Talvez piores sejam os erros oriundos do desconhecimento da linguagem coloquial ou da gíria francesas, que Barthes inclui em seus textos com frequência e graça. Assim, "draguer", que o tradutor deixa em francês, se traduz por "paquerar" (p. 9). E chega a ser ridículo traduzir "balancer", que na linguagem corrente significa "jogar fora", por "equilibrar-se em um mesmo lance" (p. 57).

Alguns erros graves: "Babil" não é "tagarelice", mas "balbucio". Evidentemente, o bebê no colo da mãe não tagarela, mas balbucia (p. 9 e 35). O erro se repete em "texto-tagarelice", que deveria ser "texto-balbuciante" (p. 33). Na p. 41, há uma sequência de palavras esquisita: "fantasmas, bolsos, rastos, nuvens". "Bolsos"?! Ora, a tradução correta seria "fantasmas, esboços, rastos, nuvens", já que "poche", nesse contexto, vem do verbo "pocher", que significa desenhar rapidamente.

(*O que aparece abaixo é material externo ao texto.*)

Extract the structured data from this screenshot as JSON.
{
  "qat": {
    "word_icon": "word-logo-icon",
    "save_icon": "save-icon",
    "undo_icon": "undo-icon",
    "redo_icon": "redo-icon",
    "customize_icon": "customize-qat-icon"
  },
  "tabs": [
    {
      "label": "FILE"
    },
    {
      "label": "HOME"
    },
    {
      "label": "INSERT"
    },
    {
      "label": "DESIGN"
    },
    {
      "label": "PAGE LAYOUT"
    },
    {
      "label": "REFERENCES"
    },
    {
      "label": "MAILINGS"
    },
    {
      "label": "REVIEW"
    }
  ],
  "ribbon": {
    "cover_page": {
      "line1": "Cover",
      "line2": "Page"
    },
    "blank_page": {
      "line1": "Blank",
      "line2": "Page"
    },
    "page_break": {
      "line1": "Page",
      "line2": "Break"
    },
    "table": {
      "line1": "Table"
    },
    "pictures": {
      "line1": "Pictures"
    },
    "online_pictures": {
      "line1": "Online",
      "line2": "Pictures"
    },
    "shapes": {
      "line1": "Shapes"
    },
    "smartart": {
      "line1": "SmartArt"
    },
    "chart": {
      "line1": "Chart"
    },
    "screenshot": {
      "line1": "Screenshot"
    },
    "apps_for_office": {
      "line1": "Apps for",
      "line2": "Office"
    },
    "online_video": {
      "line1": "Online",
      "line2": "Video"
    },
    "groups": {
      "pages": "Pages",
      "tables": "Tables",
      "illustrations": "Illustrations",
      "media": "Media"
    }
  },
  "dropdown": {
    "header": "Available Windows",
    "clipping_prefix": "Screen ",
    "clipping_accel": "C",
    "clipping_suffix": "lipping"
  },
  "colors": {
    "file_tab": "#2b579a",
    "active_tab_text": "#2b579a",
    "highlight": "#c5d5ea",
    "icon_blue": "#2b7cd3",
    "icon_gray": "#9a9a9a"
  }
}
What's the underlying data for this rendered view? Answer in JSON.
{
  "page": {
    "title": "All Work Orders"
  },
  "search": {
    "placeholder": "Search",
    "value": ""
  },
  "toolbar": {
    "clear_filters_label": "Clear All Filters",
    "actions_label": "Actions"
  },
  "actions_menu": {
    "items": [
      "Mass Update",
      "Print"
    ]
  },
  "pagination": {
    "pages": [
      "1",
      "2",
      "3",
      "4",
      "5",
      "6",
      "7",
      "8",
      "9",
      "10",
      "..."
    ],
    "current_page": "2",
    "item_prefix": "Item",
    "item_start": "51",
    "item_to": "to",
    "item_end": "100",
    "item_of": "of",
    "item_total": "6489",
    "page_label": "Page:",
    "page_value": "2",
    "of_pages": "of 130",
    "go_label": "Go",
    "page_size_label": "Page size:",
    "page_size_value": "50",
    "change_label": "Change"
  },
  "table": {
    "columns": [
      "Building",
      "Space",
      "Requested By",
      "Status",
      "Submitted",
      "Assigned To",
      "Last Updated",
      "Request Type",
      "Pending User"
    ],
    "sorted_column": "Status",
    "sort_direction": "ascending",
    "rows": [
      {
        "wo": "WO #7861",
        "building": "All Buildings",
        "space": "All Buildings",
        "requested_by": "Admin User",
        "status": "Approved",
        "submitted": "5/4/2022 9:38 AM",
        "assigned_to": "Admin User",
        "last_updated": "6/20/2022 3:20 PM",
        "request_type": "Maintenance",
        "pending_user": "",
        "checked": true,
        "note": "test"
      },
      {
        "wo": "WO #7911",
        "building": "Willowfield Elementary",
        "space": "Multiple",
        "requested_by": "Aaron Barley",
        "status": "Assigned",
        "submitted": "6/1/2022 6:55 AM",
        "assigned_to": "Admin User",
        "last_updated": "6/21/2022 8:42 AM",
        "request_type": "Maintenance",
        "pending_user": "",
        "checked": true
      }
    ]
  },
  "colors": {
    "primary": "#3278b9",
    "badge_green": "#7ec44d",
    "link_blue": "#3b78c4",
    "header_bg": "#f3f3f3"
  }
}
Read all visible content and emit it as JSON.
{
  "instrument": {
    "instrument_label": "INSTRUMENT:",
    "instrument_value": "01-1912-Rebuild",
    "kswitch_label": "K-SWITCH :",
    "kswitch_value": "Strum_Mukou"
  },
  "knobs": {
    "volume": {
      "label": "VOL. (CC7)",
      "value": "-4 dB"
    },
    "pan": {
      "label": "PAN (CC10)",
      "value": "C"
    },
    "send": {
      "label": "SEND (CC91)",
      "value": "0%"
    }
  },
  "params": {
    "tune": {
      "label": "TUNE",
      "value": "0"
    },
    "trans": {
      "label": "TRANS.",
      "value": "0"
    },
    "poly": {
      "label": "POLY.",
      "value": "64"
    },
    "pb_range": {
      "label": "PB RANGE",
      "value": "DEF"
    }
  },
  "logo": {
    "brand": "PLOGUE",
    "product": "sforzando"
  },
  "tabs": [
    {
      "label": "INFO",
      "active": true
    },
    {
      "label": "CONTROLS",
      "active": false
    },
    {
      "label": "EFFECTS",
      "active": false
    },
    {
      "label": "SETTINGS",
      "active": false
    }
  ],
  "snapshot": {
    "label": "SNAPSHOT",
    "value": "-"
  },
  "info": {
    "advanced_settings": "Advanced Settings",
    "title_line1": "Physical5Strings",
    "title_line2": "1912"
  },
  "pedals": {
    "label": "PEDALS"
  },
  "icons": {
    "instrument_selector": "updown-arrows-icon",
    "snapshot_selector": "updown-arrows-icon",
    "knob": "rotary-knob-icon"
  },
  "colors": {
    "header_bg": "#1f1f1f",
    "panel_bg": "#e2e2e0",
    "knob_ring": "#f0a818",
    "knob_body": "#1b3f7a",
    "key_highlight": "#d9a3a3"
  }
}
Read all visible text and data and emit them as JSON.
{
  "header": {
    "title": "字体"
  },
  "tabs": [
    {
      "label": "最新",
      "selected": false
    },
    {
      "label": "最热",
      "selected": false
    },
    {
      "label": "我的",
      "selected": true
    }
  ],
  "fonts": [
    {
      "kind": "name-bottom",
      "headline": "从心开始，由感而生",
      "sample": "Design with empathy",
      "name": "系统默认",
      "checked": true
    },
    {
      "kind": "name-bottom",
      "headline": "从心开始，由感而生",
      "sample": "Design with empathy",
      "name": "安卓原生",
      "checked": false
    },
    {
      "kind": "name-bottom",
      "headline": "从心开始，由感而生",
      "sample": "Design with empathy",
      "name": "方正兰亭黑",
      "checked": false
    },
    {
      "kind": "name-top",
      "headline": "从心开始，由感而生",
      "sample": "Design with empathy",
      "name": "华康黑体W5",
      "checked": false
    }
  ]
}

Outros erros de tradução: “brouter", nesse contexto, não é “pastar”, é “mordiscar” (p. 19) (Barthes não mandaria o leitor pastar!); uma linguagem “éculée” não é “acalcanhada”, mas simplesmente “velha” (p. 22); “cambrer” não é “arquear”, mas “empinar”, inflar o peito com vaidade (p. 26); “à outrance” não é “a todo transe” (!), mas simplesmente “excessiva” ou “exagerada” (p. 51); “cadre" não é "quadro", mas "moldura" (p. 67); “question” não é sempre “questão”, aqui é “pergunta” (p. 75). E por aí vai... Deixo de lado as numerosas gralhas, os pedaços que faltam nas frases (ex: p. 56), as imprecisões.

Concluindo: essa tradução não precisa apenas de revisão, ela precisa ser refeita, para que esse livro importante de Barthes exista finalmente no Brasil.